NATO puts 300.000 troops on 'high alert' in readiness for a confrontation with Russia as fears grow Putin is preparing to attack the West.
Nato chiefs, thrown into a panic by fears that Russian President Vladimir Putin might attack the West, are scrambling to put together a force of 300,000 troops which they can put on 'high alert'.
Relations between Russia and the West have plunged in the last year, with Moscow's insistence on backing its Syrian ally, President Bashar al-Assad, at all costs leading to serious tension with the US, Britain and France.
Most Nato members cut their defence spending dramatically since the Soviet Union collapsed in 1991 but Russia has been bolstering its military capabilities, holding parades involving more than 100,000 troops each year.
Moscow has been throwing its weight around in recent years - in 2008 Russian troops humiliated the Georgians and in turn the White House by invading South Ossetia and Abkhazia in support of pro-Moscow rebels.
Then in 2014 Russia annexed Crimea and supported ethnic Russian rebels in the eastern Ukraine.
President Obama's 'Russian reset' policy, which was designed to improve relations with Moscow, has looked increasingly like a policy of appeasement.
Russia's President Vladimir Putin has been accused of attempting to interfere with the US election process by hacking into the emails of senior members of the Democratic party and recently moved the Iskander nuclear-capable missiles into the Kaliningrad enclave, on the borders with Poland.
But Nato members like Estonia, Poland and Romania, who are feeling increasingly threatened by Moscow, are now being promised a rapid deployment force.
Nato Secretary General Jens Stoltenberg told The Times this week: 'We have also seen Russia using propaganda in Europe among Nato allies and that is exactly the reason why Nato is responding.

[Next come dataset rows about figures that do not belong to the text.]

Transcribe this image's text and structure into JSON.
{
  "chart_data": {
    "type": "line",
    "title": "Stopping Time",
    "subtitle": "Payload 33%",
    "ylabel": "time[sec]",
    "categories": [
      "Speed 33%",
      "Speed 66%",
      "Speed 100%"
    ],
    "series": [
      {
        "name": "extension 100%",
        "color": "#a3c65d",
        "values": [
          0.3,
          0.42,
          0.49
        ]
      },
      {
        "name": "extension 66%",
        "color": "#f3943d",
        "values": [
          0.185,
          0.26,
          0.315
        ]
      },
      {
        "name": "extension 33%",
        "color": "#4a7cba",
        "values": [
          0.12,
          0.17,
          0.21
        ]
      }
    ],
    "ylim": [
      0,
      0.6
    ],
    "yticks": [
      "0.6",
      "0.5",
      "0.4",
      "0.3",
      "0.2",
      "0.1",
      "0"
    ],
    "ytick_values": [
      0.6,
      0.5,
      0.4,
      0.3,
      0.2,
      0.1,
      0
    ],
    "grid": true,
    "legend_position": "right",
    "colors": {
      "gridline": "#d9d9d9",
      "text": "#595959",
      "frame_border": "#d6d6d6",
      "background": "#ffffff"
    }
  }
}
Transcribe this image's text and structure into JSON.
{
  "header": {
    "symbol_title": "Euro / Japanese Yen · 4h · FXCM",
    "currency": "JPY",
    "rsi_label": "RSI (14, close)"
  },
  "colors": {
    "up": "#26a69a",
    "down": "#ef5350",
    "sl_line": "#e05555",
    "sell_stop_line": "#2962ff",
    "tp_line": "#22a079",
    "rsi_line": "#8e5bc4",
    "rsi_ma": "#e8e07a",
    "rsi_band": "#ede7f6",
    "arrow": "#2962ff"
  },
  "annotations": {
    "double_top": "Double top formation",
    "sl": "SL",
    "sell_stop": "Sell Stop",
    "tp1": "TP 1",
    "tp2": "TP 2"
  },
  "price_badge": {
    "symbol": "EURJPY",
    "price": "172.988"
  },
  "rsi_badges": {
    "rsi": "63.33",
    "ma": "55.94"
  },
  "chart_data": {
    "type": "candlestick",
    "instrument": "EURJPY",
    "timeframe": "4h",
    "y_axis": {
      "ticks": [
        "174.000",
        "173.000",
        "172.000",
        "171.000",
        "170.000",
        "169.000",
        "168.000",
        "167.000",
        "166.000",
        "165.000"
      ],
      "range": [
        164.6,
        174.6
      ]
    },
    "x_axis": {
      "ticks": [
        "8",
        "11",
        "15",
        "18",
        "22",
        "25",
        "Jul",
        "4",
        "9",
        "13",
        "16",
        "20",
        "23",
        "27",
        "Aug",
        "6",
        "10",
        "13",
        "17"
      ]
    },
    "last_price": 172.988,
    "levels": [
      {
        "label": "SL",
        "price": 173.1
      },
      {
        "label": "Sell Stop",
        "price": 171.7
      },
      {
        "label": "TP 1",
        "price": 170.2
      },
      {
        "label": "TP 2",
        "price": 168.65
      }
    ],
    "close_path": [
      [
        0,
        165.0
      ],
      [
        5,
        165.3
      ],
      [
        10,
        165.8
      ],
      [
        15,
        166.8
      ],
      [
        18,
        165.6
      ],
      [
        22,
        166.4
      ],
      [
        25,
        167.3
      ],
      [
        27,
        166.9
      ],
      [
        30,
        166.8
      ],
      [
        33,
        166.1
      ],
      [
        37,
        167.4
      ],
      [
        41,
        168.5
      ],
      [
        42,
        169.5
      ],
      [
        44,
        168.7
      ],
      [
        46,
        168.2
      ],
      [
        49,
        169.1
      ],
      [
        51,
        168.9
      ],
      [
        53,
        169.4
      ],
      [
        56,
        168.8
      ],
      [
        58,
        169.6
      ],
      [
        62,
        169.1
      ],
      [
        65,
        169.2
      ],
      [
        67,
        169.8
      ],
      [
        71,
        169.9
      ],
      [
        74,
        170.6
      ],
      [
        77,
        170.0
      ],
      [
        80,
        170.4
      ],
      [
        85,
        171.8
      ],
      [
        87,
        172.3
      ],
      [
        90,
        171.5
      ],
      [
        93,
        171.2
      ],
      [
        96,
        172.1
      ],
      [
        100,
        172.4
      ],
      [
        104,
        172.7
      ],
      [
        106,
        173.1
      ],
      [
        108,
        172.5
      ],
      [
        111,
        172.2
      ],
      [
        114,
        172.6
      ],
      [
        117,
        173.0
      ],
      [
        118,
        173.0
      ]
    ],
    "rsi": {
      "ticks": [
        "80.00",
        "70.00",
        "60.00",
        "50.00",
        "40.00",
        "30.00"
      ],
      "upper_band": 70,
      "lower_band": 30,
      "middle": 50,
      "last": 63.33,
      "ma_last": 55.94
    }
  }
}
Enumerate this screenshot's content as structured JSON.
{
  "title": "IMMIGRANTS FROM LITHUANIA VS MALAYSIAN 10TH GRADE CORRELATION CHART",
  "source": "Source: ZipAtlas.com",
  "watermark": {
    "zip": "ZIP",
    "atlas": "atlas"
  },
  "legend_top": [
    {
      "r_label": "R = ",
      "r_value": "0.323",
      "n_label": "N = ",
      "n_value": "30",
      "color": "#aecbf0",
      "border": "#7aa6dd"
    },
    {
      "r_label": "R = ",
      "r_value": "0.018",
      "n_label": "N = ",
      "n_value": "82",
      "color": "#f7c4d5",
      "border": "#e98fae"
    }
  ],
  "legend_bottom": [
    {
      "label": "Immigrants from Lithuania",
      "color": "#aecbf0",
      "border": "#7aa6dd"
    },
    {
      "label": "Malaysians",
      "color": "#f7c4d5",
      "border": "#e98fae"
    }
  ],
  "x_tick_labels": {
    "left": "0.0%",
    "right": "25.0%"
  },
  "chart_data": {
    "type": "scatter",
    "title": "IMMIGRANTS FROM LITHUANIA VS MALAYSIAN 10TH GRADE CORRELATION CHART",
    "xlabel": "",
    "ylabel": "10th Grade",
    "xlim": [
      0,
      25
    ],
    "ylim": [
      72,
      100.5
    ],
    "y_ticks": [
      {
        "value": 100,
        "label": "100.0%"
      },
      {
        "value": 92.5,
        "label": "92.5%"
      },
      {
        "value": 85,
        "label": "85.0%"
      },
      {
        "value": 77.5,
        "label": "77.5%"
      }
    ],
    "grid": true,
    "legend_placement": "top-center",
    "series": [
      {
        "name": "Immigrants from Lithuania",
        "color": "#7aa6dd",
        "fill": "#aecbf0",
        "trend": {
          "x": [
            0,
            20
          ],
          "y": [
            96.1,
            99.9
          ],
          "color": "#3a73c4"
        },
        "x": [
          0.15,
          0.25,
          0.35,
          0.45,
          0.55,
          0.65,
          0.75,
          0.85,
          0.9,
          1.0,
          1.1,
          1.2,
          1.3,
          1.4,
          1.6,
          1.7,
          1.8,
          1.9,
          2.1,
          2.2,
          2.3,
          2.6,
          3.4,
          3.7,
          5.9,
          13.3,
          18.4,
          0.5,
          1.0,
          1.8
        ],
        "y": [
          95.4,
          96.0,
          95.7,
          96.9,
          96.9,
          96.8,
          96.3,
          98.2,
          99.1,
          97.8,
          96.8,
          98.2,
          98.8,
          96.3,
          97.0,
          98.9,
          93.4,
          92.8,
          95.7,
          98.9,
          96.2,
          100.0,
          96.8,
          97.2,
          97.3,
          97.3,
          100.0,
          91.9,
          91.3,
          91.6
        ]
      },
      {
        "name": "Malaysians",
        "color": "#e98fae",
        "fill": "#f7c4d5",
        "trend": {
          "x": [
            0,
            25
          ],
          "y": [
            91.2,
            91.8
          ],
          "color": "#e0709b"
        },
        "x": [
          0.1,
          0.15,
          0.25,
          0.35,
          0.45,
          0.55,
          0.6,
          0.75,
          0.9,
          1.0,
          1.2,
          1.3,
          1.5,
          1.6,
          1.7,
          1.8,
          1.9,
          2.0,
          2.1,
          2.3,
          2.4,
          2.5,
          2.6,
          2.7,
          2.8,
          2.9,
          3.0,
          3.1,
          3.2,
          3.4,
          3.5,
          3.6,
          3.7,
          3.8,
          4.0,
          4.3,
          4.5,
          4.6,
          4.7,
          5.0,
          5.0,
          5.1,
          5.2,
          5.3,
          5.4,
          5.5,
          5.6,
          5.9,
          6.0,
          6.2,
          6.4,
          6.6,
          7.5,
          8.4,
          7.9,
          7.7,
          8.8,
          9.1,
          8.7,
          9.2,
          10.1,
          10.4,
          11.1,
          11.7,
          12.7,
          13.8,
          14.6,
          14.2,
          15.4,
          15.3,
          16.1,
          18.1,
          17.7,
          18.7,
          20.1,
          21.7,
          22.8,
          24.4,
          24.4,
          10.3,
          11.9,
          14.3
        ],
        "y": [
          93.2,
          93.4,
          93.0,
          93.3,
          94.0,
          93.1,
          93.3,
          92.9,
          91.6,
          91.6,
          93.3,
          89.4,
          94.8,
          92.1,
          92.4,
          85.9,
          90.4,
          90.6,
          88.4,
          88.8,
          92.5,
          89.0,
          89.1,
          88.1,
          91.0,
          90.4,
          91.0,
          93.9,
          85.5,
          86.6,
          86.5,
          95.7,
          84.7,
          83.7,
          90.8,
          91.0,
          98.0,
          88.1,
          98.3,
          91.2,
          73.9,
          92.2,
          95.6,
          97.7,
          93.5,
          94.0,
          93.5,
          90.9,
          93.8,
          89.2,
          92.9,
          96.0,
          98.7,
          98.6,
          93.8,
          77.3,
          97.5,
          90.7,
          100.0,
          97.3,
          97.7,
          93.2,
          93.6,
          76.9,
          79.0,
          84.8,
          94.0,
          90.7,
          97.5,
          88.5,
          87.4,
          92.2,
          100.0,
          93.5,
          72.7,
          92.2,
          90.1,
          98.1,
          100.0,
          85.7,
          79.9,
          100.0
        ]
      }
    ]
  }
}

We are responding with the biggest reinforcement of our collective defence since the end of the Cold War.
'We have seen Russia being much more active in many different ways.
'We have seen a more assertive Russia implementing a substantial military build-up over many years; tripling defence spending since 2000 in real terms; developing new military capabilities; exercising their forces and using military force against neighbours,' added Mr Stoltenberg.